Exercice libérant aussi parce que chemin faisant, nous allons voir le procès de la violence devenir un triple procès en réhabilitation, non pas celui de la violence, mais d’une part celui du conflit qui est notre vraie condition, celui de la réhabilitation des institutions mais aussi et surtout la réhabilitation du politique, dont la Commission Sociale des Évêques de France nous a si bien rappelé, dans un texte de février 1999, que « l’un des buts est de maîtriser la violence partout où elle est présente », de nous « sortir de l’animalité de la violence brute ».

Exercice revigorant, enfin, parce qu’il sera invitation à explorer toute la richesse des expériences de ceux qui -en général sans visibilité médiatique- font front devant la violence, explorent des chemins nouveaux pour « refaire société » et dans un univers mondialisé, pour « faire humanité », trouver des voies de réconciliation, rendre possible, envers et contre tout, un dialogue apaisé des civilisations. Les Carrefours qui vous sont proposés sont là pour que nous allions plus loin dans cette exploration.

Mais -et c’est par là que je termine- ce sera un exercice seulement partiel. Ce thème est si protéiforme qu’il aurait fallu une vraie semaine pour le traiter.
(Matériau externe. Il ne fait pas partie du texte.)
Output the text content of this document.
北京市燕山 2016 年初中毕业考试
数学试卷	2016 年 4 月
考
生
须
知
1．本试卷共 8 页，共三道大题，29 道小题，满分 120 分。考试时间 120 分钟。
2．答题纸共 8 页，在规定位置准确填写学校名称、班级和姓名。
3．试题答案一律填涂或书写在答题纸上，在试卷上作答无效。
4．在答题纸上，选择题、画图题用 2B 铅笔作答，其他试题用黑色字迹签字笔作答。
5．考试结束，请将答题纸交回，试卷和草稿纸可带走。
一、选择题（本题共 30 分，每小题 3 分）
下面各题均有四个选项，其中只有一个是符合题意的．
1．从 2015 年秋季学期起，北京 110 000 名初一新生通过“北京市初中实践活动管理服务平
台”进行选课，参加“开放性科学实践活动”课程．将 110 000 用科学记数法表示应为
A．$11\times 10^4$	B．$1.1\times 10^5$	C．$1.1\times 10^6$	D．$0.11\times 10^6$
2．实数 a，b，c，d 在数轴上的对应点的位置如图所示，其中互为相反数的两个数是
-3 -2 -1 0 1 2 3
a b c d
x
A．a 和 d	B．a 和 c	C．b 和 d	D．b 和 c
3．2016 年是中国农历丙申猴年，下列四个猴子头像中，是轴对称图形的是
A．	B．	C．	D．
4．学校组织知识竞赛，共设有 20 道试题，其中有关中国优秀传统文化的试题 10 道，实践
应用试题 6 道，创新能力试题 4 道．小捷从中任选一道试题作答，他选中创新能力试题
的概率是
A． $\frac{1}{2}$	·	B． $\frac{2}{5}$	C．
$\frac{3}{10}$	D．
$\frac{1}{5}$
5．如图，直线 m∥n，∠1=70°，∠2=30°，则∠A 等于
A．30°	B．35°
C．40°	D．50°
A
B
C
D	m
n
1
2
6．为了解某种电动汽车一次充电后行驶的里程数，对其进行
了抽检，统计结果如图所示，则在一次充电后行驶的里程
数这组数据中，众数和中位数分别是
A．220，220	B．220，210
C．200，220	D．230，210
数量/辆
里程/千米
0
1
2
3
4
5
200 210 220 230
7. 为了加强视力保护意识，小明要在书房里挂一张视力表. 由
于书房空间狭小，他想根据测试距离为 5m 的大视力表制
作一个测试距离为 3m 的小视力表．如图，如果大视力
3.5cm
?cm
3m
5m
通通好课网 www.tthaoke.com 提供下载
Or, nous avons été contraints de devenir très « post-modernes » aux Semaines Sociales de France et à réduire notre semaine de travail non pas à 35 heures, ni à quatre jours, mais seulement à trois. Il nous a donc fallu faire un choix et pour garder une certaine logique, décider que, pour l’essentiel, nous traiterons de la violence économique l’année prochaine en consacrant notre session 2003 à l’argent.

Il faudra donc faire un tout des deux semaine 2002 et 2003 et pour en assurer la jonction, dès cette année, trois importants Carrefours auxquels vous avez déjà été nombreux à vous inscrire, traiteront certains aspects économiques de la violence :

* l’un, animé par Jean-Marie Fardeau, Secrétaire général du Comité Catholique contre la Faim et pour le Développement, sur le comment d’un agir pour la paix ;

* un autre, animé par « Les Amis Aquitains des Semaines Sociales de France », Pierre Levené, Secrétaire général du Secours Catholique, avec la participation d’ADT Quart-Monde sur l’exclusion ;

* un troisième, sur les relations Nord-Sud : comment passer de la violence au partenariat, animée par Marie-Odile Bruny de l’Antenne sociale de Lyon ;

* enfin, Alain Deleu, Président de la CFTC, en qualité de « Grand Témoin » nous parlera des conflits sociaux et violence économique.

Voilà, puis-je maintenant laisser ce micro à Christine Sartori qui va nous donner lecture du message du Saint-Père et comme j’ai déjà eu la chance d’en prendre connaissance, permettez-moi de prier Mgr le Nonce Apostolique d’exprimer toute notre gratitude au Saint-Père pour les paroles qu’il nous adresse ici, tout comme pour l’extraordinaire exemple qu’il donne au monde d’un inlassable combat contre la violence et d’espérance de la paix.